The route I always take with my daughters is one of "if you're determined to do this, then let's look at the smartest way to do it".

If your niece is determined to do this, then maybe all you can do is minimise the risk of bad outcomes. One way to do this is by researching the industry yourself and being an advocate of aiming high. If she can't find a well-paying stripping job in a well-managed environment with good security, is she the type of person who'll take whatever she can get? Would the family reaction be less negative if she was modelling lingerie for catalogue work (this can actually be extremely lucrative if you're very clear about your personal boundaries), for instance?

At 19, more than 5 years in any job is likely to seem like a lifetime to her, so I'm not sure that "think about when you're older" arguments are going to carry much weight. And while it's great to have some marketable skill, has anyone researched whether her course is likely to give her "something to fall back on". Everyone and their dog here seems to have done nail technology, spray tanning, and therapeutic massage courses and very few of those people seem to be able to find any kind of stable employment. Just as many college graduates are finding their degrees useless for obtaining employment, I'm seeing a massive oversupply of people with certain vocational qualifications.

Is it really imperative that your niece develop a "fall-back position" at 19, or would grandma's money be better spent a couple of years down the track when your niece has a clearer idea of what she wants for the future? At 19, your niece is young enough to get by on crappy, low-paying service industry jobs for a couple of years and I know many young people who wish they'd done just that between the ages of 18 and 22 rather than investing time and money in something which is of little use and now holds no appeal for them.

Maybe the best investment grandma could make at the moment is not in a course of study, but in top quality mental healthcare for your niece - giving her the resources to get her mental health issues under control would truly be the gift of a lifetime, because they will affect her long-term future and her happiness and well-being for years to come far more than any course of study or short-term employment she undertakes in her late teens. Perhaps this is something you could advocate to both your niece and grandma.
posted by Lolie at 3:09 PM on September 23, 2009 [5 favorites]

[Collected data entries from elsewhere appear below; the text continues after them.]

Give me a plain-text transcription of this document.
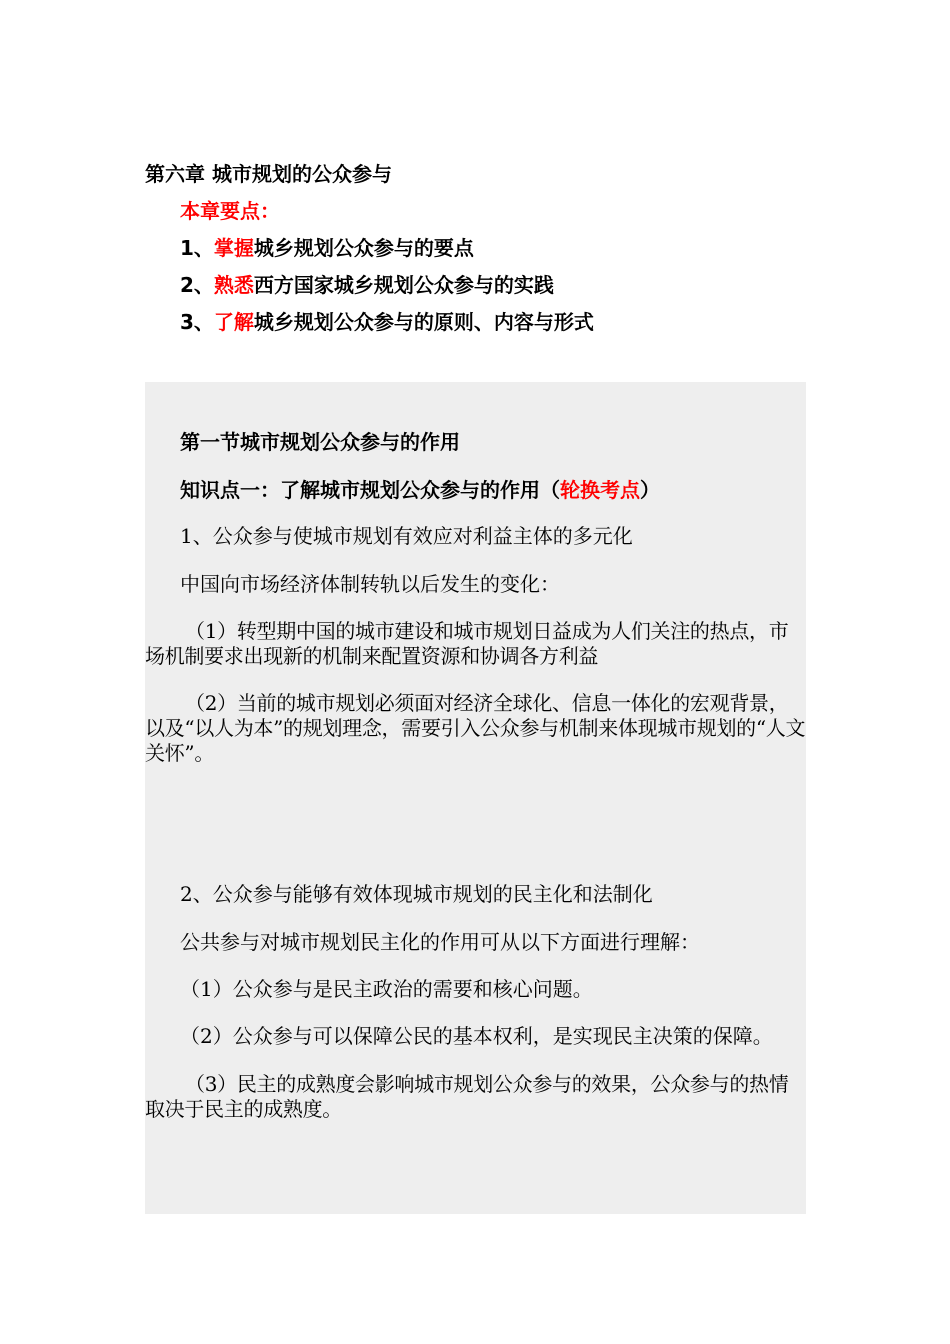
第六章 城市规划的公众参与
本章要点：
1、掌握城乡规划公众参与的要点
2、熟悉西方国家城乡规划公众参与的实践
3、了解城乡规划公众参与的原则、内容与形式
第一节城市规划公众参与的作用
知识点一：了解城市规划公众参与的作用（轮换考点）
1、公众参与使城市规划有效应对利益主体的多元化
中国向市场经济体制转轨以后发生的变化：
（1）转型期中国的城市建设和城市规划日益成为人们关注的热点，市场机制要求出现新的机制来配置资源和协调各方利益
（2）当前的城市规划必须面对经济全球化、信息一体化的宏观背景，以及“以人为本”的规划理念，需要引入公众参与机制来体现城市规划的“人文关怀”。
2、公众参与能够有效体现城市规划的民主化和法制化
公共参与对城市规划民主化的作用可从以下方面进行理解：
（1）公众参与是民主政治的需要和核心问题。
（2）公众参与可以保障公民的基本权利，是实现民主决策的保障。
（3）民主的成熟度会影响城市规划公众参与的效果，公众参与的热情取决于民主的成熟度。
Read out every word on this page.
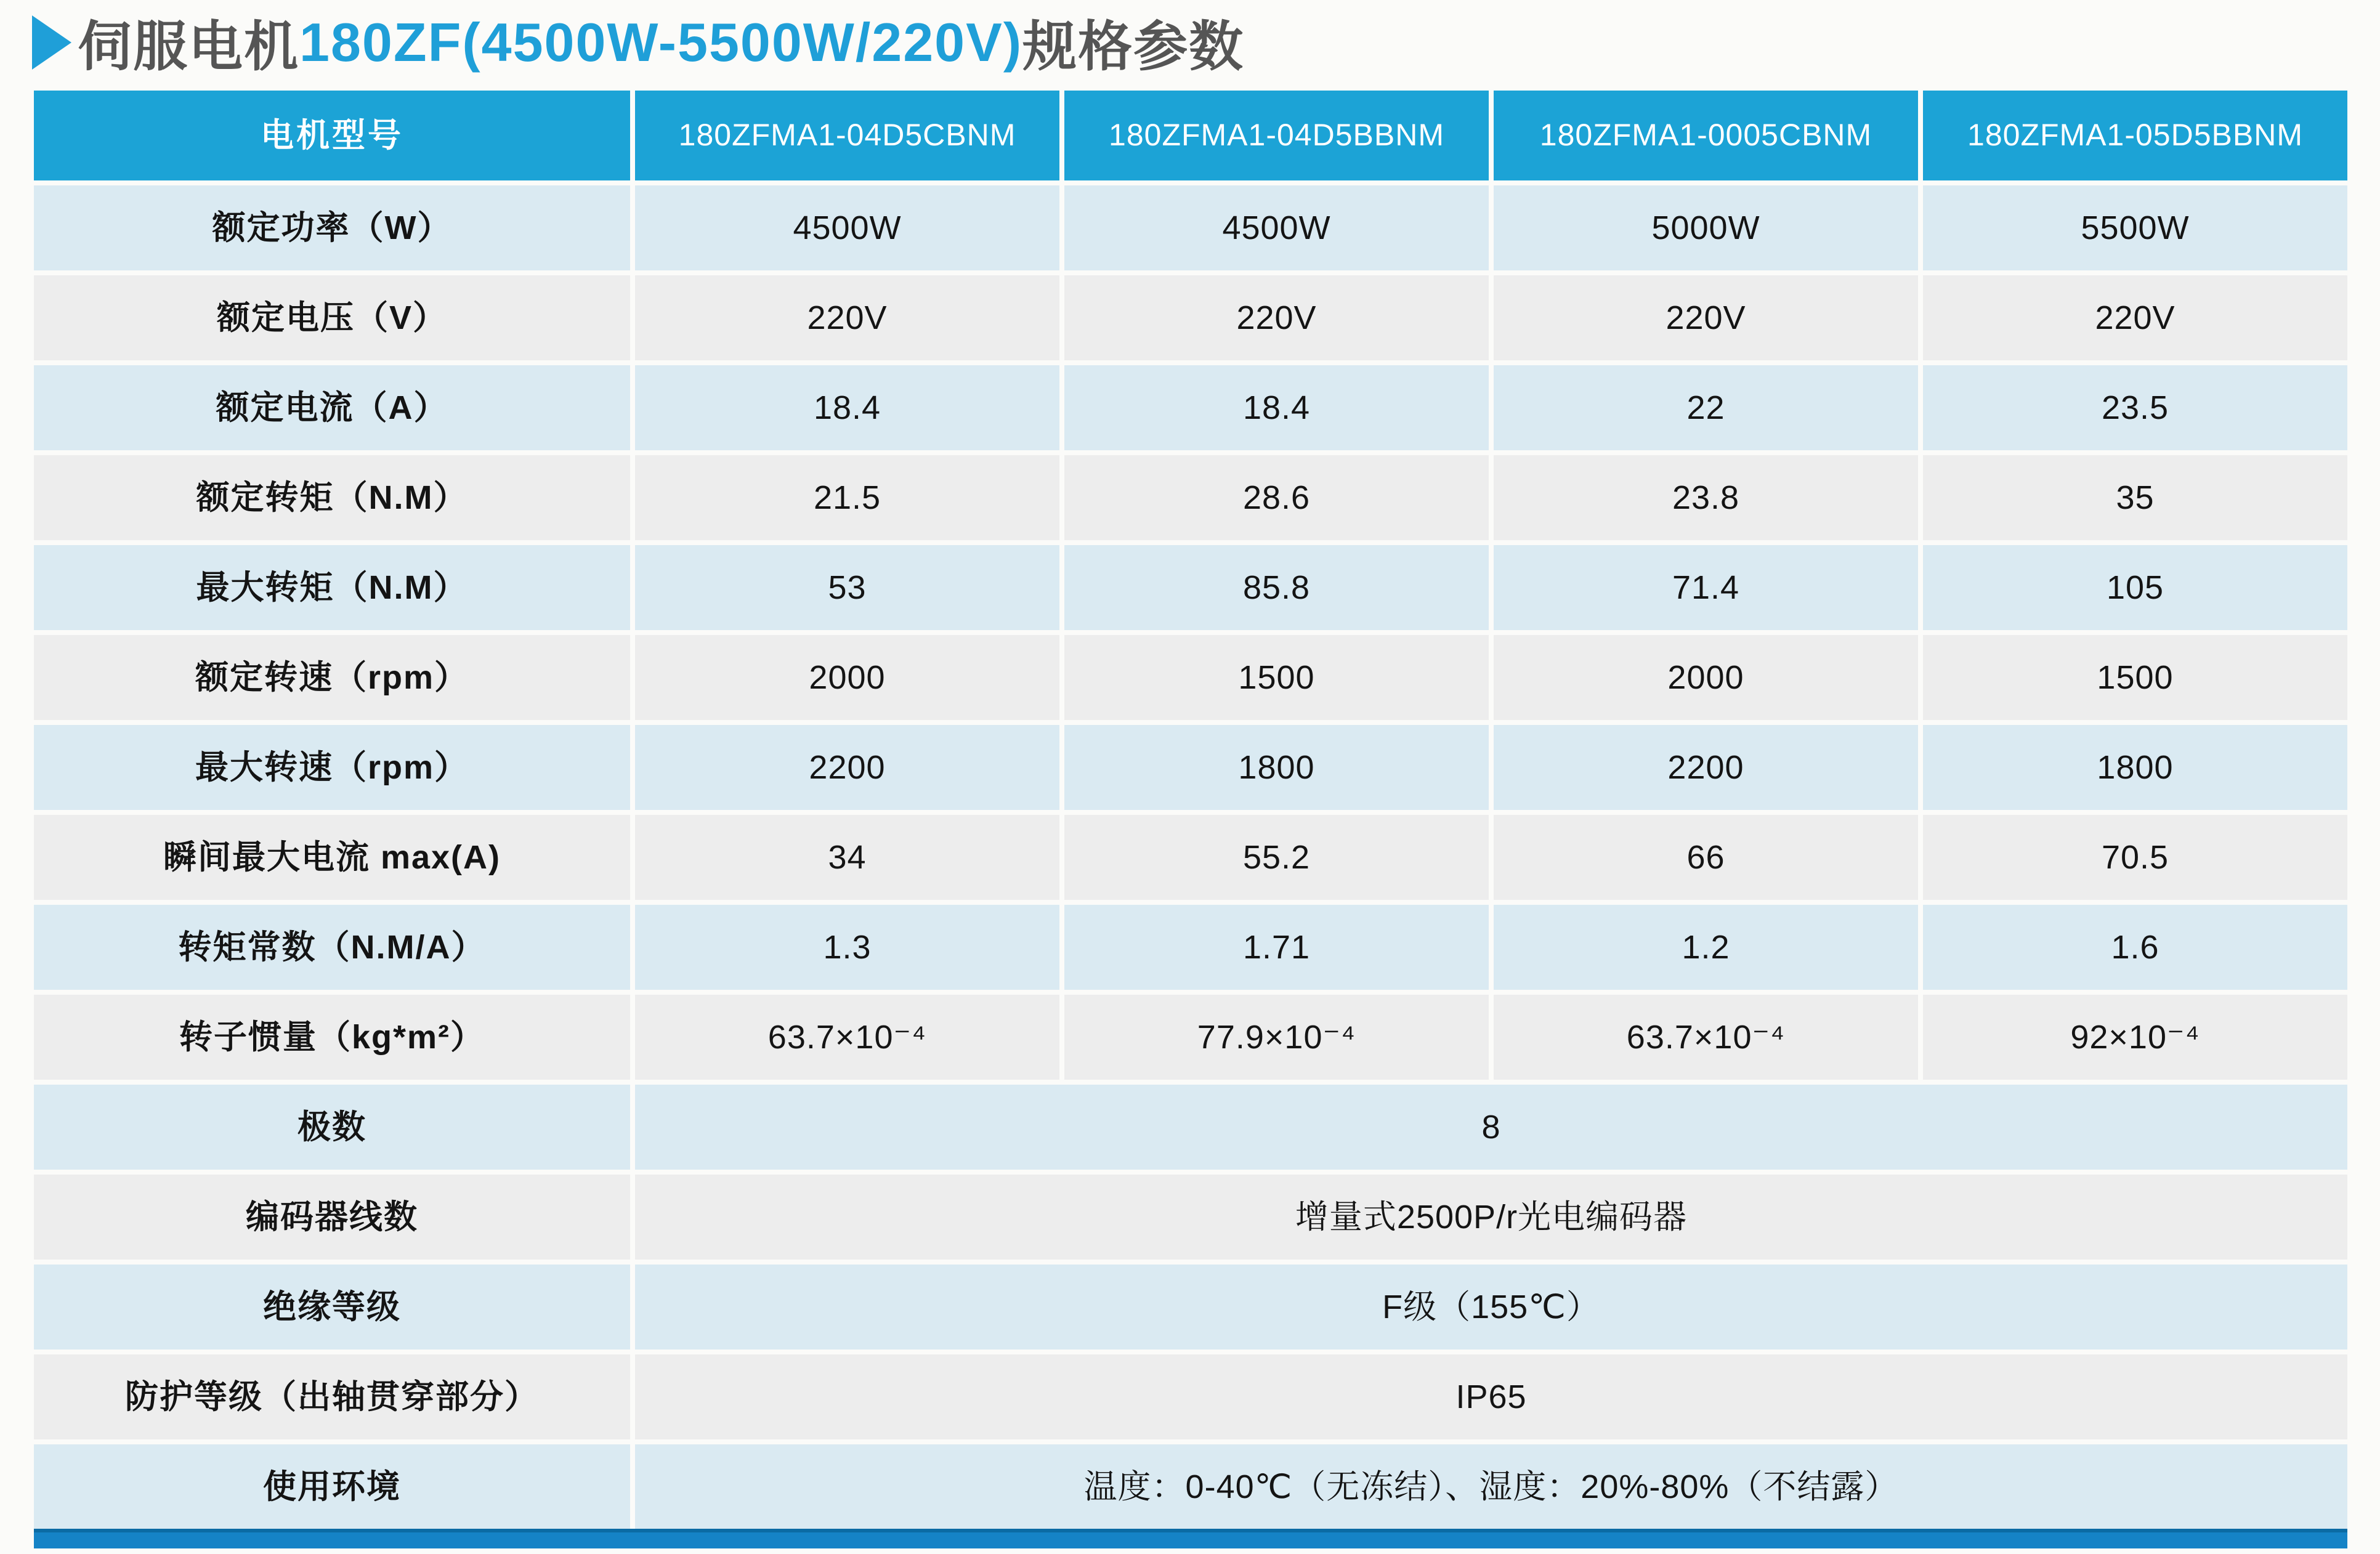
伺服电机 180ZF(4500W-5500W/220V) 规格参数
电机型号	180ZFMA1-04D5CBNM	180ZFMA1-04D5BBNM	180ZFMA1-0005CBNM	180ZFMA1-05D5BBNM
额定功率（W）	4500W	4500W	5000W	5500W
额定电压（V）	220V	220V	220V	220V
额定电流（A）	18.4	18.4	22	23.5
额定转矩（N.M）	21.5	28.6	23.8	35
最大转矩（N.M）	53	85.8	71.4	105
额定转速（rpm）	2000	1500	2000	1500
最大转速（rpm）	2200	1800	2200	1800
瞬间最大电流 max(A)	34	55.2	66	70.5
转矩常数（N.M/A）	1.3	1.71	1.2	1.6
转子惯量（kg*m²）	63.7×10⁻⁴	77.9×10⁻⁴	63.7×10⁻⁴	92×10⁻⁴
极数	8
编码器线数	增量式2500P/r光电编码器
绝缘等级	F级（155℃）
防护等级（出轴贯穿部分）	IP65
使用环境	温度：0-40℃（无冻结）、湿度：20%-80%（不结露）
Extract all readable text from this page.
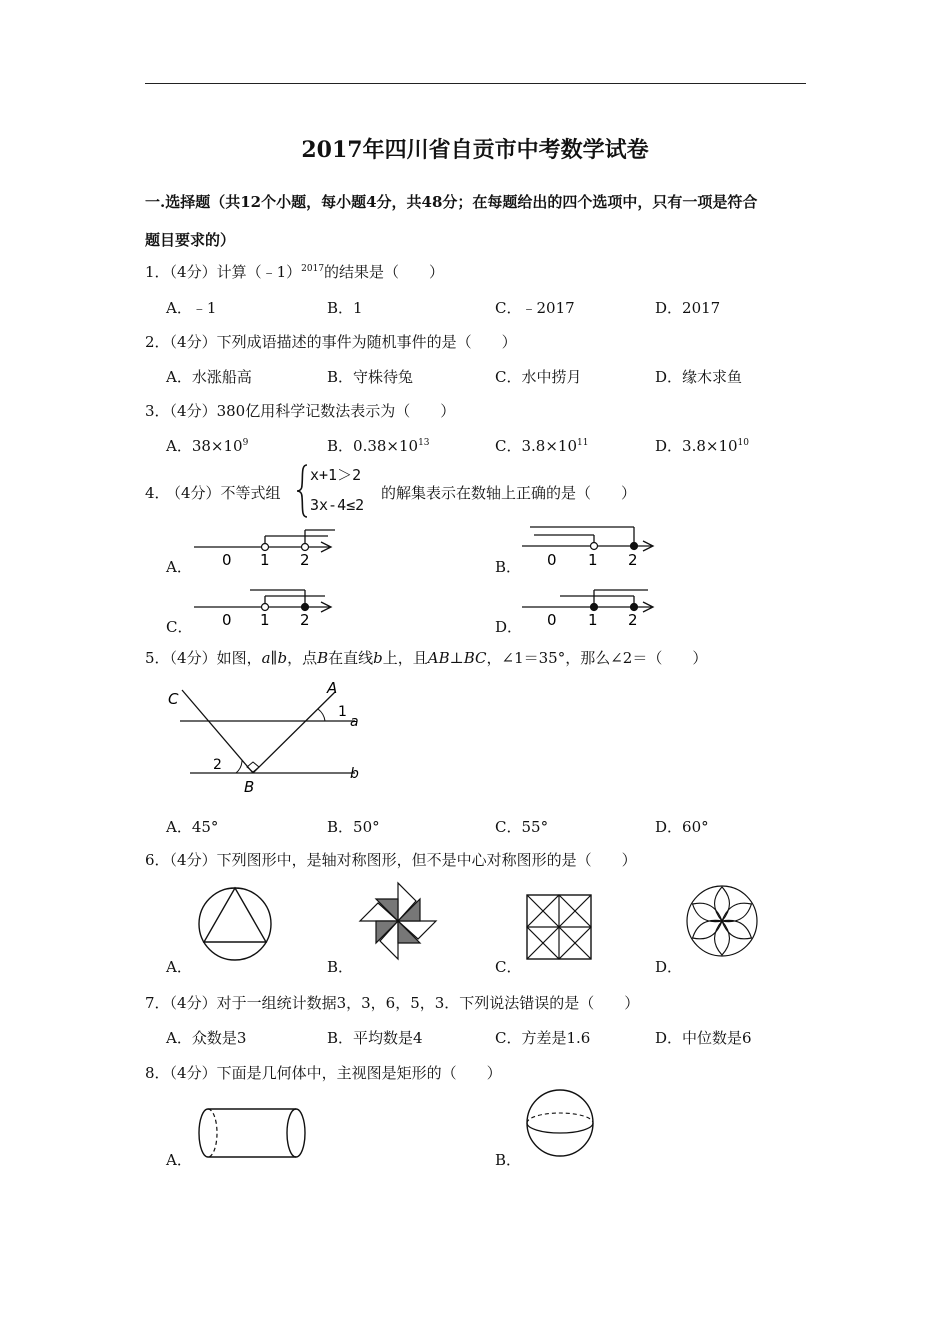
2017年四川省自贡市中考数学试卷
一.选择题（共12个小题，每小题4分，共48分；在每题给出的四个选项中，只有一项是符合
题目要求的）
1．（4分）计算（﹣1）$^{2017}$的结果是（　　）
A．﹣1	B．1	C．﹣2017	D．2017
2．（4分）下列成语描述的事件为随机事件的是（　　）
A．水涨船高	B．守株待兔	C．水中捞月	D．缘木求鱼
3．（4分）380亿用科学记数法表示为（　　）
A．$38\times 10^9$	B．$0.38\times 10^{13}$	C．$3.8\times 10^{11}$	D．$3.8\times 10^{10}$
4．
（4分）不等式组
x+1＞2
3x-4≤2
的解集表示在数轴上正确的是（　　）
A．	B．
C．	D．
0 1 2	0 1 2
0 1 2	0 1 2
5．（4分）如图，a∥b，点B在直线b上，且AB⊥BC，∠1＝35°，那么∠2＝（　　）
C
A
1
a
b
2
B
A．45°	B．50°	C．55°	D．60°
6．（4分）下列图形中，是轴对称图形，但不是中心对称图形的是（　　）
A．	B．	C．	D．
7．（4分）对于一组统计数据3，3，6，5，3．下列说法错误的是（　　）
A．众数是3	B．平均数是4	C．方差是1.6	D．中位数是6
8．（4分）下面是几何体中，主视图是矩形的（　　）
A．	B．
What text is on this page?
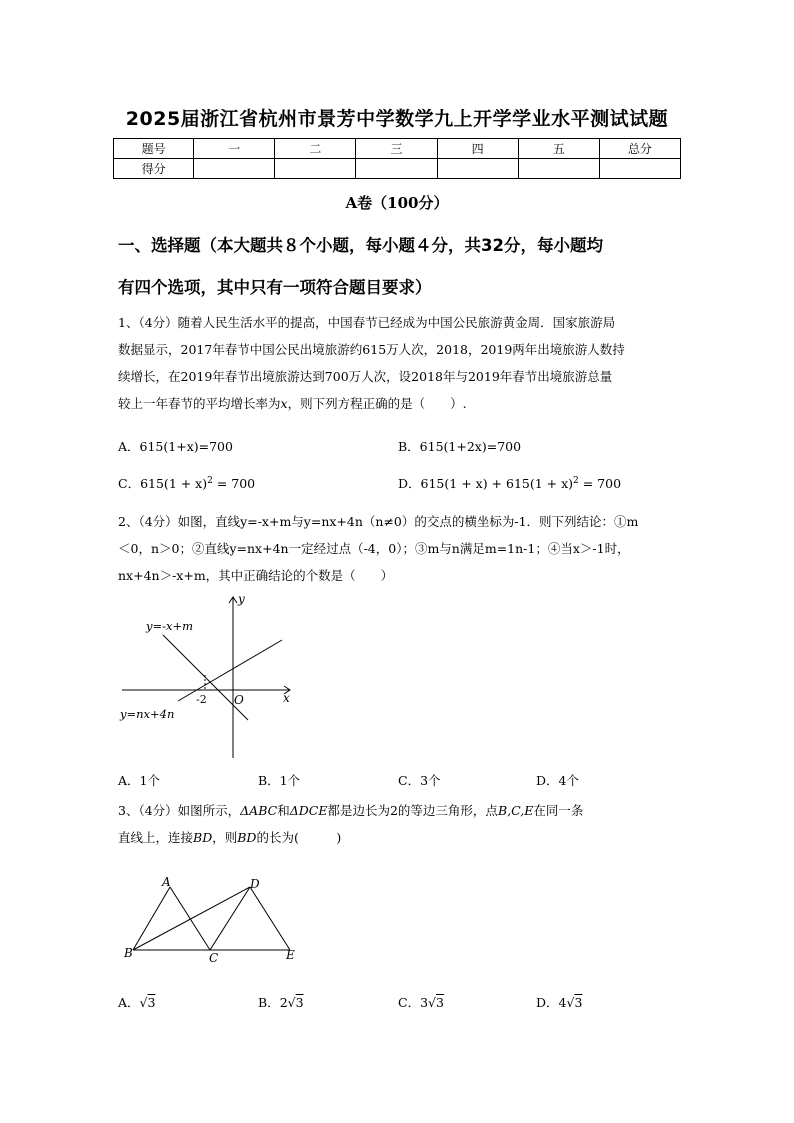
2025届浙江省杭州市景芳中学数学九上开学学业水平测试试题
题号	一	二	三	四	五	总分
得分						
A卷（100分）
一、选择题（本大题共８个小题，每小题４分，共32分，每小题均
有四个选项，其中只有一项符合题目要求）
1、（4分）随着人民生活水平的提高，中国春节已经成为中国公民旅游黄金周．国家旅游局
数据显示，2017年春节中国公民出境旅游约615万人次，2018，2019两年出境旅游人数持
续增长，在2019年春节出境旅游达到700万人次，设2018年与2019年春节出境旅游总量
较上一年春节的平均增长率为x，则下列方程正确的是（　　）.
A．615(1+x)=700	B．615(1+2x)=700
C．$615(1 + x)^2 = 700$	D．$615(1 + x) + 615(1 + x)^2 = 700$
2、（4分）如图，直线y=-x+m与y=nx+4n（n≠0）的交点的横坐标为-1．则下列结论：①m
＜0，n＞0；②直线y=nx+4n一定经过点（-4，0）；③m与n满足m=1n-1；④当x＞-1时，
nx+4n＞-x+m，其中正确结论的个数是（　　）
y
x
O
-2
y=-x+m
y=nx+4n
A
B	C
D
E
A．1个	B．1个	C．3个	D．4个
3、（4分）如图所示，ΔABC和ΔDCE都是边长为2的等边三角形，点B,C,E在同一条
直线上，连接BD，则BD的长为(　　　)
A．√3	B．2√3	C．3√3	D．4√3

I don't think stripping is a great idea, but if you go with the "she can do both" path, if she goes to beauty school, she can apply the techniques she learns to herself. She can practice on the other strippers, and start building a client base. Being the person to whom all the strippers go for their nails seems like a pretty profitable business.
posted by cCranium at 3:22 PM on September 23, 2009 [2 favorites]


Agencies...bad juju. Those are prostituting rings 90% of the time. If she can't cut it working in a club, then she has no business in the business.

This is the biggest potential problem right here. I would bet that this agency is a front for an escort service, either deliberately or by looking the other way when their "dancers" negotiate extras with the clients. There is no reason for her to be with "an agency" if she is trying to be a dancer at a relatively reputable club.

Maybe she knows that. Maybe she doesn't. But you should probably make sure she does.

If she's looking for money-making alternatives to beauty school, perhaps suggest that she work for a cruise ship, or a national park?

I think you're either vastly underestimating how much money a stripper makes, vastly overestimating how much money entry level workers on a cruise ship make, and almost certainly vastly underestimating the amount of sheer effort and hard work being an entry level cruise ship employee entails. If the OPs niece's primary concern is that she wants to make as much money as possible in as short a time as possible, arguing against stripping on these grounds will be difficult. Because it is, whether one likes it or not, the easiest legal way for most young, attractive women to make as much money as possible as quickly as possible.

OP: As I said, the big issue is whether this agency is actually an escort business and, if so, whether your niece knows it is an escort business.
posted by Justinian at 3:31 PM on September 23, 2009


I think you're either vastly underestimating how much money a stripper makes

This has changed a lot in most of the US over the past couple of years. And nobody ever makes very much money working through an agency, no matter what: the way to make decent money is to work at a high-end club.

Seriously, if she is going to do this, she needs to ask people who are currently working in her area how much they're clearing. The folks I know who are working in this industry are experiencing a real drop-off in terms of income, which people who experience the industry from the consumer side and/or only through media depictions of same may not be aware of.
posted by Sidhedevil at 3:46 PM on September 23, 2009


I think you're either vastly underestimating how much money a stripper makes, vastly overestimating how much money entry level workers on a cruise ship make, and almost certainly vastly underestimating the amount of sheer effort and hard work being an entry level cruise ship employee entails.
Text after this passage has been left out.